Prendre la rue et défendre des personnes jetées à la rue est une solidarité bien élémentaire qui est déjà énorme dans le contexte actuel. En appeler au droit au logement est probablement un pas supplémentaire. Toutefois, lutter immédiatement contre des hausses de loyers, contre le fait que des personnes soient à la rue, pour des conditions de vie plus dignes ne doit pas faire oublier que c’est bien le simple fait de payer un loyer qui est une escroquerie. La dignité ne se monnaye pas, pas plus que la liberté ! Comme le disait un tract de l’Assemblée libertaire diffusé au milieu de l’année 2013, « l’une des premières conséquences des politiques d’austérité, c’est l’accès au logement plus difficile encore. Aujourd’hui, il y a plus de 3,6 millions de mal-logéEs en France, et au moins 130 000 SDF. Les expulsions locatives sont quant à elles de plus de 100 000 chaque année. Mais au-delà des politiques d’austérité, c’est la propriété privée, à la base du capitalisme, qui crée les conditions de mal-logement. Aujourd’hui, pour une bonne partie des populations le seul moyen de se loger c’est soit de consacrer une part exorbitante de son budget dans un loyer, soit de rembourser un prêt tout au long de leur vie. Pendant ce temps-là, d’autres spéculent et s’enrichissent, nourrissant le coût important de l’immobilier. Ces spéculations se traduisent notamment par des logements qui restent inoccupés pendant que des gens sont jetés à la rue. Dès lors, il est bien légitime d’occuper ces habitations vides ».
L’histoire de cette revendication du droit au logement n’est pas la nôtre. A la tradition des déménagements solidaires à la cloche de bois et des réquisitions à la fin du 19ème et au début du 20ème siècles, portée par des révolutionnaires et révoltés, notamment la Ligue des anti-propriétaires, s’est peu à peu substitué le droit au logement, revendication des catholiques sociaux après 45. C’est issu de cette tradition qu’est apparu le DAL (Droit Au Logement), qui cherche essentiellement à attirer l’attention des pouvoirs publics via les médias, et à mobiliser l’opinion publique.

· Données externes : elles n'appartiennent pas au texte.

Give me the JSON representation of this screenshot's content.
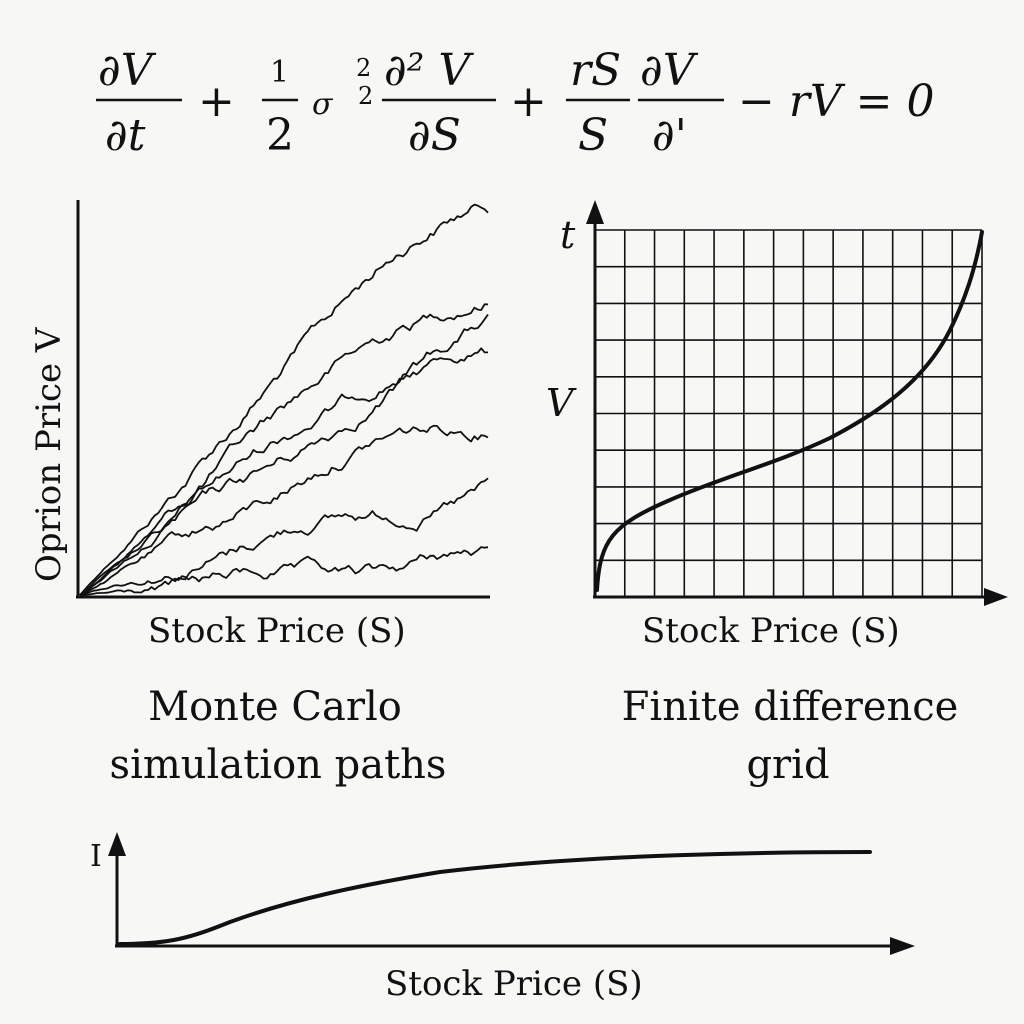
{
  "equation": {
    "dV": "∂V",
    "dt": "∂t",
    "plus1": "+",
    "half_num": "1",
    "half_den": "2",
    "sigma": "σ",
    "sq_top": "2",
    "sq_bot": "2",
    "d2V": "∂² V",
    "dS": "∂S",
    "plus2": "+",
    "rS": "rS",
    "S": "S",
    "dV2": "∂V",
    "dprime": "∂'",
    "tail": "− rV = 0"
  },
  "monte_carlo": {
    "ylabel": "Oprion Price V",
    "xlabel": "Stock Price (S)",
    "caption_line1": "Monte Carlo",
    "caption_line2": "simulation paths",
    "path_count": 7
  },
  "finite_difference": {
    "y_top_label": "t",
    "y_mid_label": "V",
    "xlabel": "Stock Price (S)",
    "caption_line1": "Finite difference",
    "caption_line2": "grid",
    "grid_columns": 13,
    "grid_rows": 10
  },
  "bottom_chart": {
    "ylabel": "I",
    "xlabel": "Stock Price (S)"
  }
}
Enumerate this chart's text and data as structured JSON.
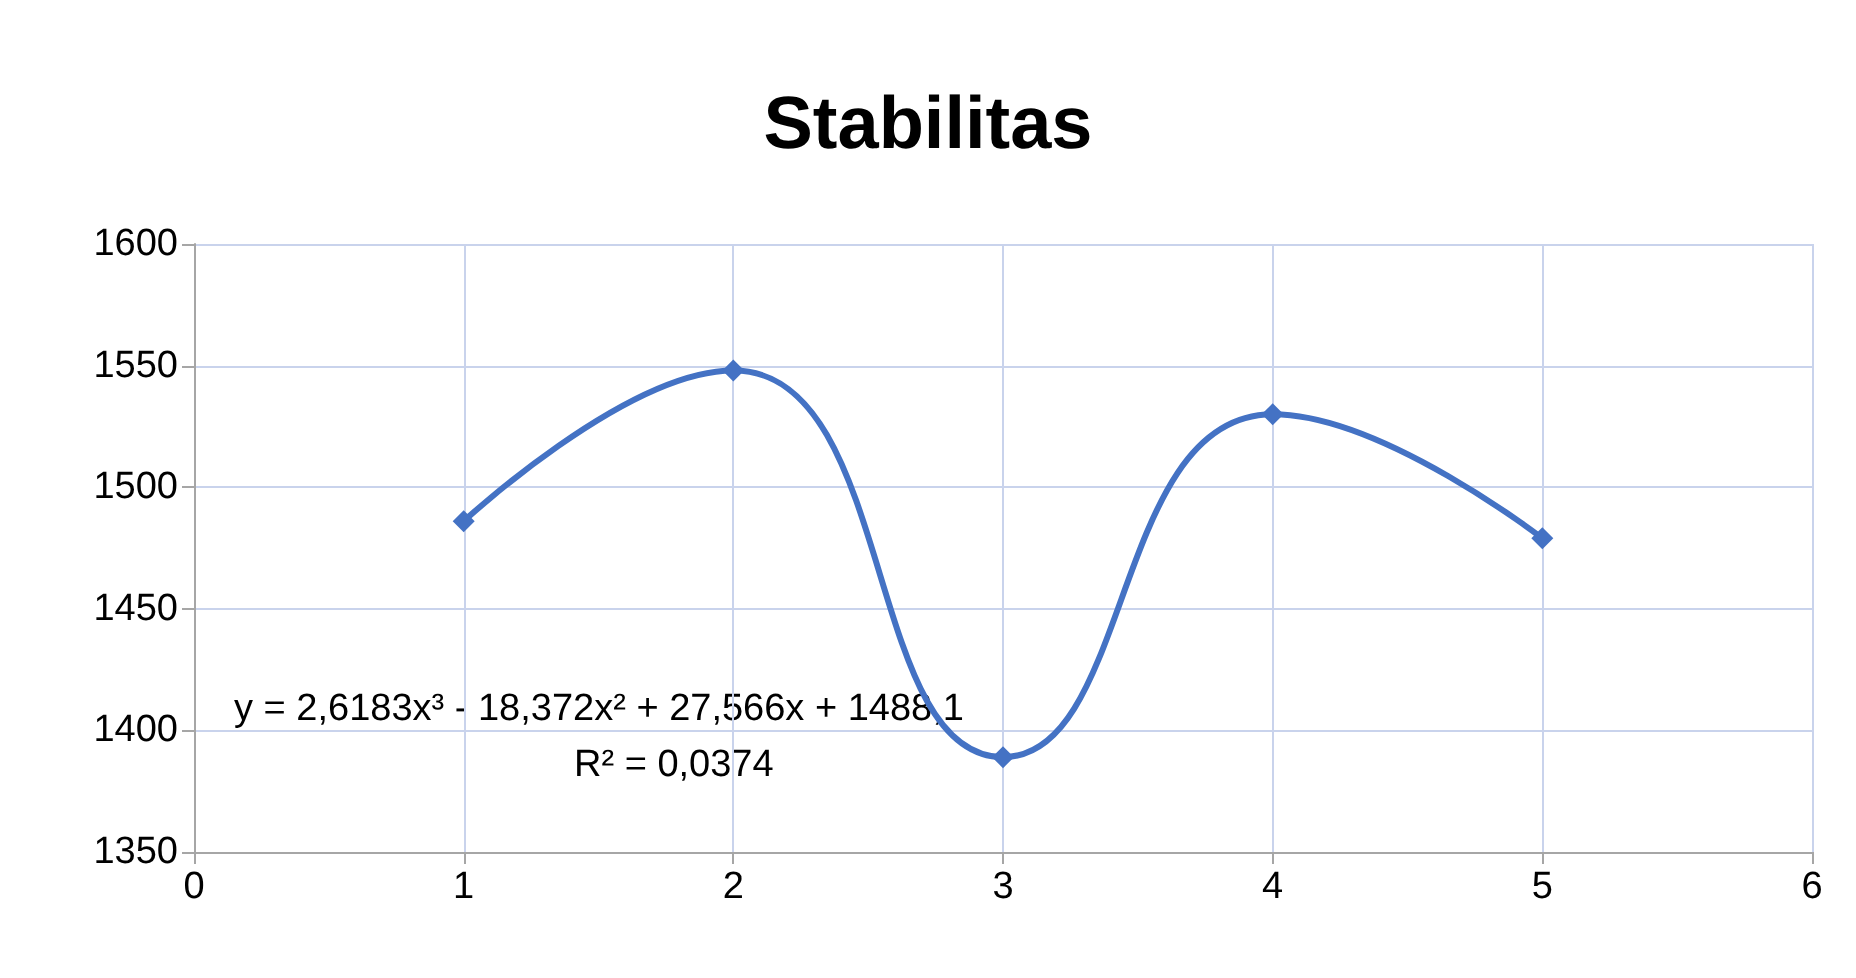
{
  "chart_data": {
    "type": "line",
    "title": "Stabilitas",
    "x": [
      1,
      2,
      3,
      4,
      5
    ],
    "series": [
      {
        "color": "#4472c4",
        "values": [
          1486,
          1548,
          1389,
          1530,
          1479
        ]
      }
    ],
    "xlim": [
      0,
      6
    ],
    "xticks": [
      0,
      1,
      2,
      3,
      4,
      5,
      6
    ],
    "ylim": [
      1350,
      1600
    ],
    "yticks": [
      1350,
      1400,
      1450,
      1500,
      1550,
      1600
    ],
    "grid": true,
    "marker": "diamond",
    "line_style": "solid",
    "annotations": [
      "y = 2,6183x³ - 18,372x² + 27,566x + 1488,1",
      "R² = 0,0374"
    ]
  }
}
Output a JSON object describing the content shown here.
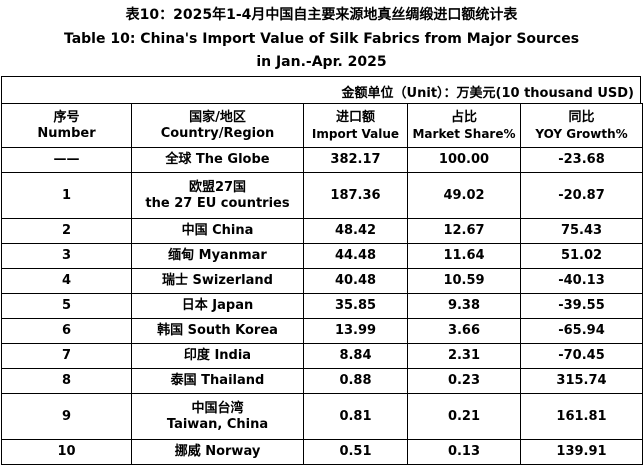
{
  "title": {
    "line1": "表10：2025年1-4月中国自主要来源地真丝绸缎进口额统计表",
    "line2": "Table 10: China's Import Value of Silk Fabrics from Major Sources",
    "line3": "in Jan.-Apr. 2025"
  },
  "unit": "金额单位（Unit）：万美元(10 thousand USD)",
  "headers": {
    "no_cn": "序号",
    "no_en": "Number",
    "country_cn": "国家/地区",
    "country_en": "Country/Region",
    "value_cn": "进口额",
    "value_en": "Import Value",
    "share_cn": "占比",
    "share_en": "Market Share%",
    "yoy_cn": "同比",
    "yoy_en": "YOY Growth%"
  },
  "rows": [
    {
      "no": "——",
      "country": "全球 The Globe",
      "country2": "",
      "value": "382.17",
      "share": "100.00",
      "yoy": "-23.68"
    },
    {
      "no": "1",
      "country": "欧盟27国",
      "country2": "the 27 EU countries",
      "value": "187.36",
      "share": "49.02",
      "yoy": "-20.87"
    },
    {
      "no": "2",
      "country": "中国 China",
      "country2": "",
      "value": "48.42",
      "share": "12.67",
      "yoy": "75.43"
    },
    {
      "no": "3",
      "country": "缅甸 Myanmar",
      "country2": "",
      "value": "44.48",
      "share": "11.64",
      "yoy": "51.02"
    },
    {
      "no": "4",
      "country": "瑞士 Swizerland",
      "country2": "",
      "value": "40.48",
      "share": "10.59",
      "yoy": "-40.13"
    },
    {
      "no": "5",
      "country": "日本 Japan",
      "country2": "",
      "value": "35.85",
      "share": "9.38",
      "yoy": "-39.55"
    },
    {
      "no": "6",
      "country": "韩国 South Korea",
      "country2": "",
      "value": "13.99",
      "share": "3.66",
      "yoy": "-65.94"
    },
    {
      "no": "7",
      "country": "印度 India",
      "country2": "",
      "value": "8.84",
      "share": "2.31",
      "yoy": "-70.45"
    },
    {
      "no": "8",
      "country": "泰国 Thailand",
      "country2": "",
      "value": "0.88",
      "share": "0.23",
      "yoy": "315.74"
    },
    {
      "no": "9",
      "country": "中国台湾",
      "country2": "Taiwan, China",
      "value": "0.81",
      "share": "0.21",
      "yoy": "161.81"
    },
    {
      "no": "10",
      "country": "挪威 Norway",
      "country2": "",
      "value": "0.51",
      "share": "0.13",
      "yoy": "139.91"
    }
  ]
}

Outre le caractère réformiste et médiatique de cette position, contrairement à une autre tradition qui préférait la réappropriation directe et les visées révolutionnaires, la question du logement vient remplacer peu à peu celle de la réappropriation de nos espaces de vie dans toute leur complexité. Là où il y avait une volonté d’habiter, et donc de constituer collectivement un lieu, avec ses rencontres, ses significations familières, ses symboles, ne reste plus que la fonction élémentaire pour survivre de se loger. C’est pourquoi à la veille de mai 68, certainEs ont voulu subvertir cette revendication du droit au logement en droit à la ville, avec toutes ses dimensions plurielles : aussi bien les rencontres et festivités que se défaire du poids de la marchandise, des transports, des flics et des industries. On ne vit pas que de pain… Et nous préférons prolonger autant que possible les traditions de lutte qui ont associé le pain et la liberté.
Ce serait surtout oublier les politiques agressives de rénovations urbaines et d’aménagements du territoire qui nous incarcèrent toujours plus dans la domination capitaliste, avec leur architecture sécuritaire, leur circulation des marchandises, leur gentrification et les nouvelles technologies de contrôle et de marketing qui prolifèrent déjà dans le mobilier urbain… La création de logements, qu’une revendication floue et en partie consensuelle telle le droit au logement peut contribuer à favoriser, participe aussi aux déplacements des classes populaires, à la destruction de solidarités locales et au bétonnage toujours plus important du monde.
Les socialistes révolutionnaires d’autrefois et le vieux mouvement ouvrier ont d’abord refusé les politiques publiques de logement, et donc ne s’inscrivaient pas dans la revendication du droit au logement. Ils et elles concevaient d’ailleurs les logements ouvriers et à bon marché comme des taules et des usines. De la même manière, ils et elles refusaient viscéralement les petits gestes d’assistance et de charité que capitalistes et Etat acceptaient de leur lâcher. Les politiques de logement – appuyées dans la société civile par une social-démocratie en formation, des catholiques sociaux et des patrons soucieux de leur main d’œuvre – étaient bien portées par une logique paternaliste visant à prendre soin de la main d’œuvre et à pacifier une société d’exploitation profondément inégalitaire. C’était d’ailleurs la vision de Louis-Napoléon Bonaparte, celui qui a modernisé et développé le capitalisme industriel le plus libéral en France, qui souhaitait « désarmer pacifiquement l’émeute » par de telles politiques.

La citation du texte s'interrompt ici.